Before MATHESON, BRISCOE, and PHILLIPS, Circuit Judges.
ORDER AND JUDGMENT [*]
Gregory A. Phillips, Circuit Judge
Proceeding pro se, Appellant Thomas Dorn filed a series of suits against the City and County of Denver, Jefferson County Court, and Jefferson County District Court Judge Verna Carpenter. The suits were consolidated in the District of Colorado before a magistrate judge. The magistrate judge issued a report and recommendation ("Recommendation") finding that Dorn's consolidated suit failed for a variety of reasons, with two threshold reasons being the Colorado Governmental Immunity Act ("CGIA") and Eleventh Amendment immunity.
As a pro se litigant, we liberally construe Dorn's filings, Erickson v. Pardus, 551 U.S. 89, 94 (2007), without acting as his advocate, Hall v. Bellmon, 935 F.2d 1106, 1110 (10th Cir. 1991).
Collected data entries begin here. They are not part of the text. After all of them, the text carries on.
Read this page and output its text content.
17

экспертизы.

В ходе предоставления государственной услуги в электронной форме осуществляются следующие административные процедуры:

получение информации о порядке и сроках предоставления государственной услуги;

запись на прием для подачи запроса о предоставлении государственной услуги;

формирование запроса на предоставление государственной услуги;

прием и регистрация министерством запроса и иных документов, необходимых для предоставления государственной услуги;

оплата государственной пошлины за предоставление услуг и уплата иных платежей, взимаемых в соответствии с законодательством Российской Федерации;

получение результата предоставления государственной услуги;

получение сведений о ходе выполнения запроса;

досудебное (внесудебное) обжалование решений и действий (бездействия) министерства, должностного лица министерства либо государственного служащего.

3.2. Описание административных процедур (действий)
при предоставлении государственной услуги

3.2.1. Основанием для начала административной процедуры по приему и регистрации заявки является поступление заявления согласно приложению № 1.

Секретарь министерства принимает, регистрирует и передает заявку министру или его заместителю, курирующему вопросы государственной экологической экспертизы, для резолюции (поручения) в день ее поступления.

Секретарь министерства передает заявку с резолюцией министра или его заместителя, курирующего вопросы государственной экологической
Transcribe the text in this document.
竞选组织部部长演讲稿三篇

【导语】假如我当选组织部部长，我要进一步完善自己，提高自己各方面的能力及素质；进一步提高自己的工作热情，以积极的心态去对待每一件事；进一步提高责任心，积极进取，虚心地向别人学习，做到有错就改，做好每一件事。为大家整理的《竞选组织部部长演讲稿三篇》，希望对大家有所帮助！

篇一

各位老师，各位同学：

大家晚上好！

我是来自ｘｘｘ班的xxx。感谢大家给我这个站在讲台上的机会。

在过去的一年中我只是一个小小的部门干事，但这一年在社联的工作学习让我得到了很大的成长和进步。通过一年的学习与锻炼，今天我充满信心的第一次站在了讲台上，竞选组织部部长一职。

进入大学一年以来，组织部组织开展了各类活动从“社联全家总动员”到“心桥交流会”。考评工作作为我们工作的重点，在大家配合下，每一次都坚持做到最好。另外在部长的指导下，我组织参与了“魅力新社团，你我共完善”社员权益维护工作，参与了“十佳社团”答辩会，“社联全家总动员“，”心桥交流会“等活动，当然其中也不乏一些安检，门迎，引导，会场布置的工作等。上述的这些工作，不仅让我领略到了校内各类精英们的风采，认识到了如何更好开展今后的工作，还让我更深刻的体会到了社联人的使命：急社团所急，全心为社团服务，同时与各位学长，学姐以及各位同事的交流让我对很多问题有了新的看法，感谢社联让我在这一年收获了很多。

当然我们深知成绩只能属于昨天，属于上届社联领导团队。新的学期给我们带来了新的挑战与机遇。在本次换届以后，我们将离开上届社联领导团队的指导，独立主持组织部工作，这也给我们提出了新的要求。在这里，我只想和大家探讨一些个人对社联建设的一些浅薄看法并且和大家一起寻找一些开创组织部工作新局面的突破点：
Specifically, the Recommendation found that the suit against all defendants failed under the CGIA because the CGIA bars "all claims for injury which lie in tort or could lie in tort[.]" See Colo. Rev. Stat. § 24-10-106(1). Dorn sought to recover for such injuries. The Recommendation also found that the claims against Jefferson County Court and Judge Carpenter failed under the Eleventh Amendment because the Amendment precludes federal jurisdiction over state officials acting in their official capacities. See, e.g., Bishop v. John Doe 1, 902 F.2d 809, 810 (10th Cir. 1990) ("The eleventh amendment generally bars lawsuits in federal court seeking damages against states as well as against state agencies, departments, and employees acting in their official capacity.").
The Recommendation was thorough, and the district judge adopted it in full despite Dorn's objections. Dorn's brief identifies no legal errors in the decision below and we see none either. Therefore, reviewing his arguments de novo and exercising jurisdiction under 28 U.S.C. § 1291, we affirm the judgment.
Dorn sent the court an untitled document on January 12, 2022 that we have construed as a reply brief. But the deadline to file a reply was December 13, 2021, so we decline to consider it.
[*] After examining the briefs and appellate record, this panel has determined unanimously that oral argument would not materially assist in the determination of this appeal. See Fed. R. App. P. 34(a)(2); 10th Cir. R. 34.1(G). The case is therefore ordered submitted without oral argument. This order and judgment is not binding precedent, except under the doctrines of law of the case, res judicata, and collateral estoppel. It may be cited, however, for its persuasive value consistent with Fed. R. App. P. 32.1 and 10th Cir. R. 32.1.